でも今は、見方がまるで違います。フレッド・アステアのことも、レスリー・キャロンのこともよく判っていて、両人ともファンですから。

原作と比較してどうかはさておき、ミュージカル映画としては十分楽しいし、本作品ならではの見処もあります。
・まず、アステアとレスリー・キャロンという組み合わせが、アステアからみて大いに異色。レスリー・キャロンがバレリーナ出身である故に、2人が組んで踊るシーンではアステアいつものタップダンスが封印されています。
それでも、大学のダンスパーティで2人が学生たちの目を奪い、また学生たちを率いて踊るシーンは圧巻。アステアとしても珍しいダンスシーンではないかと思います。
本作品、MGMではなく、FOXのミュージカル作品。その割に健闘していると評価できます。
・原作と異なり、主人公のジュディはフランスの孤児院出身と設定されています。それはフランス人であるレスリー・キャロンのイメージに合わせた設定なのでしょう。そう考えないと??と思う点です。
・それと印象に残るのは、後半、ジュディがジャーヴィスの面影を慕って空想の中で繰り広げられるダンスシーン。ジーン・ケリーとレスリー・キャロン共演の名作「巴里のアメリカ人」に共通する展開です。アイデアの盗用というより、同じレスリー・キャロンなのだからいいか、と思う次第。

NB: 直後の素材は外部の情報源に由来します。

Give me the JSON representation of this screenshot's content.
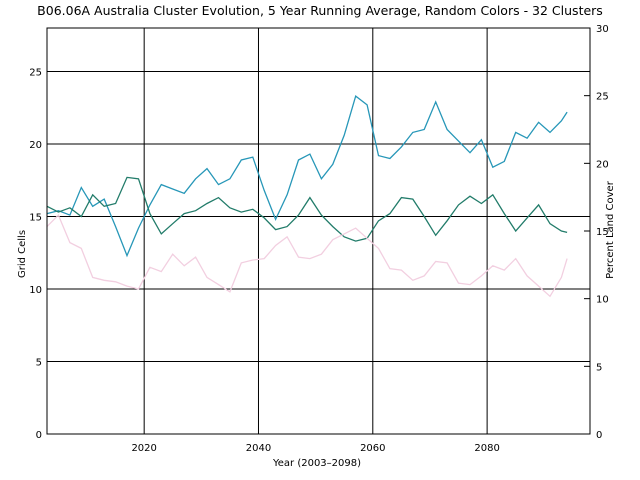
{
  "chart_data": {
    "type": "line",
    "title": "B06.06A Australia Cluster Evolution, 5 Year Running Average, Random Colors - 32 Clusters",
    "xlabel": "Year (2003–2098)",
    "ylabel": "Grid Cells",
    "y2label": "Percent Land Cover",
    "xlim": [
      2003,
      2098
    ],
    "ylim": [
      0,
      28
    ],
    "y2lim": [
      0,
      30
    ],
    "xticks": [
      2020,
      2040,
      2060,
      2080
    ],
    "yticks": [
      0,
      5,
      10,
      15,
      20,
      25
    ],
    "y2ticks": [
      0,
      5,
      10,
      15,
      20,
      25,
      30
    ],
    "grid": true,
    "series": [
      {
        "color": "#2797b8",
        "x": [
          2003,
          2005,
          2007,
          2009,
          2011,
          2013,
          2015,
          2017,
          2019,
          2021,
          2023,
          2025,
          2027,
          2029,
          2031,
          2033,
          2035,
          2037,
          2039,
          2041,
          2043,
          2045,
          2047,
          2049,
          2051,
          2053,
          2055,
          2057,
          2059,
          2061,
          2063,
          2065,
          2067,
          2069,
          2071,
          2073,
          2075,
          2077,
          2079,
          2081,
          2083,
          2085,
          2087,
          2089,
          2091,
          2093,
          2094
        ],
        "y": [
          15.2,
          15.4,
          15.1,
          17.0,
          15.7,
          16.2,
          14.3,
          12.3,
          14.2,
          15.8,
          17.2,
          16.9,
          16.6,
          17.6,
          18.3,
          17.2,
          17.6,
          18.9,
          19.1,
          16.8,
          14.8,
          16.5,
          18.9,
          19.3,
          17.6,
          18.6,
          20.6,
          23.3,
          22.7,
          19.2,
          19.0,
          19.8,
          20.8,
          21.0,
          22.9,
          21.0,
          20.2,
          19.4,
          20.3,
          18.4,
          18.8,
          20.8,
          20.4,
          21.5,
          20.8,
          21.6,
          22.2
        ]
      },
      {
        "color": "#227c6a",
        "x": [
          2003,
          2005,
          2007,
          2009,
          2011,
          2013,
          2015,
          2017,
          2019,
          2021,
          2023,
          2025,
          2027,
          2029,
          2031,
          2033,
          2035,
          2037,
          2039,
          2041,
          2043,
          2045,
          2047,
          2049,
          2051,
          2053,
          2055,
          2057,
          2059,
          2061,
          2063,
          2065,
          2067,
          2069,
          2071,
          2073,
          2075,
          2077,
          2079,
          2081,
          2083,
          2085,
          2087,
          2089,
          2091,
          2093,
          2094
        ],
        "y": [
          15.7,
          15.3,
          15.6,
          15.0,
          16.5,
          15.7,
          15.9,
          17.7,
          17.6,
          15.2,
          13.8,
          14.5,
          15.2,
          15.4,
          15.9,
          16.3,
          15.6,
          15.3,
          15.5,
          14.9,
          14.1,
          14.3,
          15.1,
          16.3,
          15.1,
          14.3,
          13.6,
          13.3,
          13.5,
          14.7,
          15.2,
          16.3,
          16.2,
          15.0,
          13.7,
          14.7,
          15.8,
          16.4,
          15.9,
          16.5,
          15.2,
          14.0,
          14.9,
          15.8,
          14.5,
          14.0,
          13.9
        ]
      },
      {
        "color": "#f2cfe0",
        "x": [
          2003,
          2005,
          2007,
          2009,
          2011,
          2013,
          2015,
          2017,
          2019,
          2021,
          2023,
          2025,
          2027,
          2029,
          2031,
          2033,
          2035,
          2037,
          2039,
          2041,
          2043,
          2045,
          2047,
          2049,
          2051,
          2053,
          2055,
          2057,
          2059,
          2061,
          2063,
          2065,
          2067,
          2069,
          2071,
          2073,
          2075,
          2077,
          2079,
          2081,
          2083,
          2085,
          2087,
          2089,
          2091,
          2093,
          2094
        ],
        "y": [
          14.3,
          15.1,
          13.2,
          12.8,
          10.8,
          10.6,
          10.5,
          10.2,
          10.0,
          11.5,
          11.2,
          12.4,
          11.6,
          12.2,
          10.8,
          10.3,
          9.8,
          11.8,
          12.0,
          12.1,
          13.0,
          13.6,
          12.2,
          12.1,
          12.4,
          13.4,
          13.8,
          14.2,
          13.5,
          12.8,
          11.4,
          11.3,
          10.6,
          10.9,
          11.9,
          11.8,
          10.4,
          10.3,
          10.9,
          11.6,
          11.3,
          12.1,
          10.9,
          10.2,
          9.5,
          10.8,
          12.1
        ]
      }
    ]
  }
}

・レスリー・キャロン、バレエという持ち味をもって芸能界入りした訳ですが、演技の上でも中々見応えがあり、女優としての魅力も十分です。後に英国アカデミー主演女優賞を2度受賞していますから、単なるミュージカルスターで終わった人ではありません。

※レスリー・キャロン、出演した作品はそう多くはなく、代表作としては「巴里のアメリカ人」「恋の手ほどき」、そして「あしながおじさん」の3作ですから、きちんと本作品を見直すことができたのは、嬉しいこと。
※上記3作以外に見た作品といえばミュージカルで「ガラスの靴」。最近作では「ショコラ」「ル・ディヴォース
。前者ではそれと気付きませんでしたが、後者ではしっかりレスリー・キャロンを認識しました。嬉しいこと。